Wir wurden mit gutem Essen versorgt und im Haus untergebracht. Am nächsten Morgen gab Herr Kruger uns noch mehr Vorräte mit. Außerdem zeichnete er uns eine Skizze von seiner Landkarte ab. Jetzt planten wir neu, der Weg, den Lukas auf der Werft besprochen hatte, wurde korrigiert. Herr Kruger sprach gut Herero, was auch Lukas beherrschte und so konnte er ihm alles noch mal deutlich erklären. Er verfasste auch einen Brief in Herero, da weiter draußen auf dem einen Viehposten Herero-Arbeiter stationiert waren. Sie sollten uns von dort aus weiter die Richtung weisen.

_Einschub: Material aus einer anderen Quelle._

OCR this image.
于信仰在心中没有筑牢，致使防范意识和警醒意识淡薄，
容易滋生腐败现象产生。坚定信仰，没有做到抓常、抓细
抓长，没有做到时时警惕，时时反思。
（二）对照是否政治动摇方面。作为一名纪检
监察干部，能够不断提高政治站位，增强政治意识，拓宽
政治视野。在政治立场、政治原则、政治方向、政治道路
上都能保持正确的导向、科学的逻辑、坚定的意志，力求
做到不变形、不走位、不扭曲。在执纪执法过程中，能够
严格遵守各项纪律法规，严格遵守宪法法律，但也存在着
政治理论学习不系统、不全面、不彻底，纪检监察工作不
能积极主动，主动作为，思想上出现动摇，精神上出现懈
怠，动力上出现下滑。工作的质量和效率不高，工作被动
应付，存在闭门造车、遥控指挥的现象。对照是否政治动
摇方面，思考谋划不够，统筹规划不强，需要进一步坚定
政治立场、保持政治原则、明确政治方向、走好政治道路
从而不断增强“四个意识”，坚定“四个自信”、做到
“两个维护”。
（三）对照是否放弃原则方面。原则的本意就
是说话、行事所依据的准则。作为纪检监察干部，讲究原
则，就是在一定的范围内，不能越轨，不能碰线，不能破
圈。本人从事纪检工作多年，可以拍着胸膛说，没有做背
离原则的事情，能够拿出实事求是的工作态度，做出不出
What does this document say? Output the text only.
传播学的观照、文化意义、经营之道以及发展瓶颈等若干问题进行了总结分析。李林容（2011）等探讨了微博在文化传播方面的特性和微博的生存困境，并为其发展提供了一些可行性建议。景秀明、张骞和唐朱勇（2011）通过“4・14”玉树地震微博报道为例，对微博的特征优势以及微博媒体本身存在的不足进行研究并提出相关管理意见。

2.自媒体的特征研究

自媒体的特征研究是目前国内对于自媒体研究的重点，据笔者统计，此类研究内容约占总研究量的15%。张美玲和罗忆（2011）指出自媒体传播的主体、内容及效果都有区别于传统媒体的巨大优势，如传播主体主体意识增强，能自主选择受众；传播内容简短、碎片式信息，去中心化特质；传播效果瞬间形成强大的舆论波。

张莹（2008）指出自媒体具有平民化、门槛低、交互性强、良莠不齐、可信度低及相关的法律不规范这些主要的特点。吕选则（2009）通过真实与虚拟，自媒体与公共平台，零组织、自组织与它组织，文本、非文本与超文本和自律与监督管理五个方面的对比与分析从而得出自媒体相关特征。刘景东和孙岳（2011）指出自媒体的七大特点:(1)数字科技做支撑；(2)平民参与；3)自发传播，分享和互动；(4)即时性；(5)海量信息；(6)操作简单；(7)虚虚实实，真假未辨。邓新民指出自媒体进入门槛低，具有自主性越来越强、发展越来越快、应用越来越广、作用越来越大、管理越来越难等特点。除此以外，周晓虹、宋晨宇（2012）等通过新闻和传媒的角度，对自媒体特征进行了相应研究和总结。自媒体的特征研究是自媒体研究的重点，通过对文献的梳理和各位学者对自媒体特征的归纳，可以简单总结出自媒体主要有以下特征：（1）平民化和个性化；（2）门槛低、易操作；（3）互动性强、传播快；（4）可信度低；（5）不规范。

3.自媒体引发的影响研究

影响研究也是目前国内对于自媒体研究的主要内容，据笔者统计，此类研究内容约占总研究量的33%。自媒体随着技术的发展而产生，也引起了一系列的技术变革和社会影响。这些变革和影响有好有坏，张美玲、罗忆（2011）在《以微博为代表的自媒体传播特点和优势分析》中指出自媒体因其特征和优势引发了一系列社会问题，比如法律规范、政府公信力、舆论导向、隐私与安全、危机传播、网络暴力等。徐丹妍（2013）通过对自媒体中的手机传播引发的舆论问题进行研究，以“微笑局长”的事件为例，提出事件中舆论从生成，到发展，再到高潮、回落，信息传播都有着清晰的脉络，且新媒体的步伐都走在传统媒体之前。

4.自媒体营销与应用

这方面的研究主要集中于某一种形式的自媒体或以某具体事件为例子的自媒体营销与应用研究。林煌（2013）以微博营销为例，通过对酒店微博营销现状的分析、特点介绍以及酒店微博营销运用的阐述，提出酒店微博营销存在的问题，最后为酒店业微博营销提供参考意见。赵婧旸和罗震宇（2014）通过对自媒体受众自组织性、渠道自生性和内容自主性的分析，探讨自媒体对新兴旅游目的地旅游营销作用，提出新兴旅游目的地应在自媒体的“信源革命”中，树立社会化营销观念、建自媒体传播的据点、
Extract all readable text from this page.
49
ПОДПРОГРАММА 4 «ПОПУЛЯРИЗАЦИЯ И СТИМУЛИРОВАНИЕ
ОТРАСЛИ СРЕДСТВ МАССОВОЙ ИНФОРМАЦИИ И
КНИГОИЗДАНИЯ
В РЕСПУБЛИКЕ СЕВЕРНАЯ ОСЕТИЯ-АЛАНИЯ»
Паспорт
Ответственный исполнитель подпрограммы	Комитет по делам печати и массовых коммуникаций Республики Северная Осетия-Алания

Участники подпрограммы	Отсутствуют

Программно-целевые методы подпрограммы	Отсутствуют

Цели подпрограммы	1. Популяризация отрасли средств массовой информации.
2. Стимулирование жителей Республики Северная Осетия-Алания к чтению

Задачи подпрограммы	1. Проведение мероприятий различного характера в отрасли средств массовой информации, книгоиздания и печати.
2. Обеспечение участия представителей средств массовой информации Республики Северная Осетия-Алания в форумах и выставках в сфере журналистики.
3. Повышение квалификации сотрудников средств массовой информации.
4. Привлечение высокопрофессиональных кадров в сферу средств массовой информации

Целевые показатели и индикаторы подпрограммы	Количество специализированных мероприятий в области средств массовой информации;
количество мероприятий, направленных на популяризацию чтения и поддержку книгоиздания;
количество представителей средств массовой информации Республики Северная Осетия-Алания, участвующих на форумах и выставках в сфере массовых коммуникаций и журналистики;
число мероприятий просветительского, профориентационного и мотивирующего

Dank dieser Hilfe gelangten wir schließlich am nächsten Abend bei Ukuib endlich an den Swakop. Hier war die Landschaft viel zerklüfteter. Der Fluss hatte sich über Jahrtausende tief in die Schichten der Wüste gefressen und dabei die verschiedenen Gesteinslagen freigelegt. In der Abendsonne leuchteten die Felswände in allen Braun-, Grau- und auch Rosatönen. Als wir schließlich unten im Flussbett angekommen waren, bereiteten wir uns auf dem Feuer schnell unsere Mahlzeit zu, rollten unsere dünnen Matten im weichen Sand aus und legten uns dann erschöpft unter dem südlichen Sternenhimmel schlafen. Das Feuer brannte die ganze Nacht und die Kühe, die wir angebunden hatten, blieben ganz in der Nähe, damit herumstreunendes Raubwild sie nicht attackieren konnte.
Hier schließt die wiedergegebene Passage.